Deutschland

EU weicht Beschränkungen für Giftwerte in Spielzeug auf

Deutschland kann seine bisher strengen Standards für chemische Zusätze in Spielzeug künftig aufgeben. Mit der Lockerung der Grenzwerte will die EU-Kommission den Handel mit Spielzeug innerhalb der EU-Länder fördern.

Die Lobbyarbeit der Spielwarenhersteller hat in Brüssel große Erfolge erzielt. Die EU-Kommission wird die Grenzwerte für Schadstoffe in Spielwaren wieder lockern. So dürfen beispielsweise bei Spielzeugen statt bisher nur 90 Milligramm ab 20. Juli 2013 bis zu 160 Milligramm Blei freigesetzt werden. Für den krebserregenden Stoff Benzoapyren wird der Grenzwert auf 100 Milligramm pro Kilogramm angehoben. Das entspricht in etwa dem hundertfachen Wert, der im Weichmacher-Öl zur Herstellung von Autoreifen eingesetzt werden darf.
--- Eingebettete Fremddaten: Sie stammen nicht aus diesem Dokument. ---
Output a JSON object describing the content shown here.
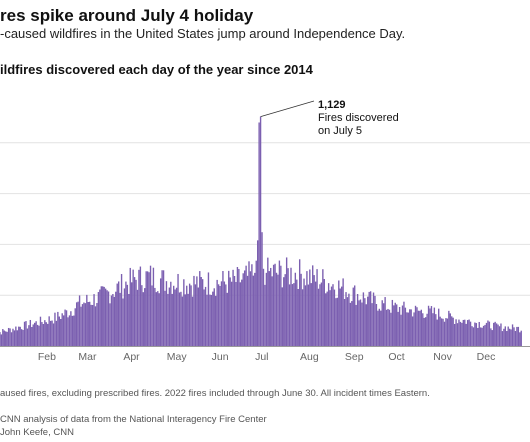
{
  "header": {
    "title": "res spike around July 4 holiday",
    "subtitle": "-caused wildfires in the United States jump around Independence Day."
  },
  "chart_data": {
    "type": "bar",
    "title": "ildfires discovered each day of the year since 2014",
    "color": "#7b5fb0",
    "x_tick_labels": [
      "Feb",
      "Mar",
      "Apr",
      "May",
      "Jun",
      "Jul",
      "Aug",
      "Sep",
      "Oct",
      "Nov",
      "Dec"
    ],
    "ylim": [
      0,
      1250
    ],
    "grid": true,
    "annotation": {
      "value": "1,129",
      "text_line1": "Fires discovered",
      "text_line2": "on July 5",
      "day_of_year": 186
    },
    "days": [
      {
        "day": 1,
        "value": 60
      },
      {
        "day": 10,
        "value": 75
      },
      {
        "day": 20,
        "value": 95
      },
      {
        "day": 32,
        "value": 115
      },
      {
        "day": 45,
        "value": 140
      },
      {
        "day": 55,
        "value": 175
      },
      {
        "day": 60,
        "value": 205
      },
      {
        "day": 75,
        "value": 240
      },
      {
        "day": 90,
        "value": 295
      },
      {
        "day": 100,
        "value": 330
      },
      {
        "day": 110,
        "value": 340
      },
      {
        "day": 121,
        "value": 320
      },
      {
        "day": 135,
        "value": 310
      },
      {
        "day": 152,
        "value": 310
      },
      {
        "day": 165,
        "value": 315
      },
      {
        "day": 175,
        "value": 330
      },
      {
        "day": 182,
        "value": 360
      },
      {
        "day": 183,
        "value": 420
      },
      {
        "day": 184,
        "value": 520
      },
      {
        "day": 185,
        "value": 1100
      },
      {
        "day": 186,
        "value": 1129
      },
      {
        "day": 187,
        "value": 560
      },
      {
        "day": 188,
        "value": 380
      },
      {
        "day": 190,
        "value": 360
      },
      {
        "day": 200,
        "value": 360
      },
      {
        "day": 213,
        "value": 355
      },
      {
        "day": 230,
        "value": 320
      },
      {
        "day": 244,
        "value": 280
      },
      {
        "day": 260,
        "value": 230
      },
      {
        "day": 274,
        "value": 195
      },
      {
        "day": 290,
        "value": 175
      },
      {
        "day": 305,
        "value": 165
      },
      {
        "day": 320,
        "value": 135
      },
      {
        "day": 335,
        "value": 115
      },
      {
        "day": 350,
        "value": 95
      },
      {
        "day": 366,
        "value": 85
      }
    ]
  },
  "footer": {
    "note": "aused fires, excluding prescribed fires. 2022 fires included through June 30. All incident times Eastern.",
    "source": "CNN analysis of data from the National Interagency Fire Center",
    "credit": "John Keefe, CNN"
  }
}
Durch die Lockerung der Grenzwerte bei Spielzeugen sind in Zukunft bis zu 22-fach höhere Schadstoffbelastungen möglich.

Der Versuch der deutschen Bundesregierung, diese Lockerung in Deutschland nicht durchsetzen zu müssen und vielmehr national die eigenen strengeren Grenzwerte beizubehalten, ist vorerst jedoch gescheitert. Am 20. Januar hatte die Bundesregierung bei der EU-Kommission einen Antrag eingereicht, um an den strengeren Grenzwerten in Deutschland festhalten zu dürfen. Dieser wurde jedoch größtenteils abgelehnt. So wurden beispielsweise die deutschen Grenzwerte für Antimon, Quecksilber und Arsen nicht gebilligt, die Grenzwerte für Blei und Barium sind ab dem 20. Juli ebenfalls nicht mehr gültig. Lediglich die eigenen, nationalen Grenzwerte in Bezug auf Nitrosamine und nitrosierbare Stoffe wurden zugelassen.

Bis ein Urteil bei der nun versuchten Klage der Bundesregierung gegen die EU-Kommission gefällt ist, können bereits Unmengen an Spielzeugen mit höherer Schadstoffbelastung die deutschen Kinderzimmer erreichen. (Foto: Flickr/meddygarnet).

Bis ein Urteil bei der nun versuchten Klage der Bundesregierung gegen die EU-Kommission gefällt ist, können bereits Unmengen an Spielzeugen mit höherer Schadstoffbelastung die deutschen Kinderzimmer erreichen. (Foto: Flickr/meddygarnet).

Als Grund, warum beispielsweise die deutschen Grenzwerte für Antimon, Quecksilber und Arsen nicht gebilligt wurden, gibt die EU-Kommission in ihrem Beschluss an, „dass die von Deutschland mitgeteilten einzelstaatlichen Maßnahmen“ nicht durch „wichtige Erfordernisse in Bezug auf den Schutz der menschlichen Gesundheit gerechtfertigt sind“.

Wie in der Kommission war auch in einigen anderen europäischen Ländern der Vorstoß Deutschlands kritisch betrachtet worden. So gibt die EU-Kommission in dem Beschluss etwa an, dass die Tschechische Republik der Ansicht sei, „dass die von Deutschland mitgeteilten Maßnahmen ein Handelshemmnis darstellen“. Die deutsche Regierung würde damit „die Wirtschaftsakteure, die die Bestimmungen der Richtlinie einhalten, daran hindern, Spielzeug in Deutschland in Verkehr zu bringen“. Polen äußerte, dass die deutschen Maßnahmen „den freien Verkehr von Spielzeug innerhalb der EU behindern und daher unannehmbar sind“. Schweden unterstützte indes die deutsche Haltung.

Nach dem negativen Beschluss der EU-Kommission hat die deutsche Bundesregierung am 14. Mai 2012 beim Gericht der Europäischen Union diesbezüglich eine Klage gegen die EU-Kommission eingereicht. Die Regierung rechnet jedoch frühestens im Frühjahr 2014 mit einem Urteil, wie aus ihrem Antwortschreiben auf eine Anfrage der Bundestagsfraktion der Grünen hervorgeht. Dann jedoch gelten die gelockerten Grenzwerte bereits und Spielzeug mit höheren Schadstoffwerten kann auf den deutschen Markt gelangen.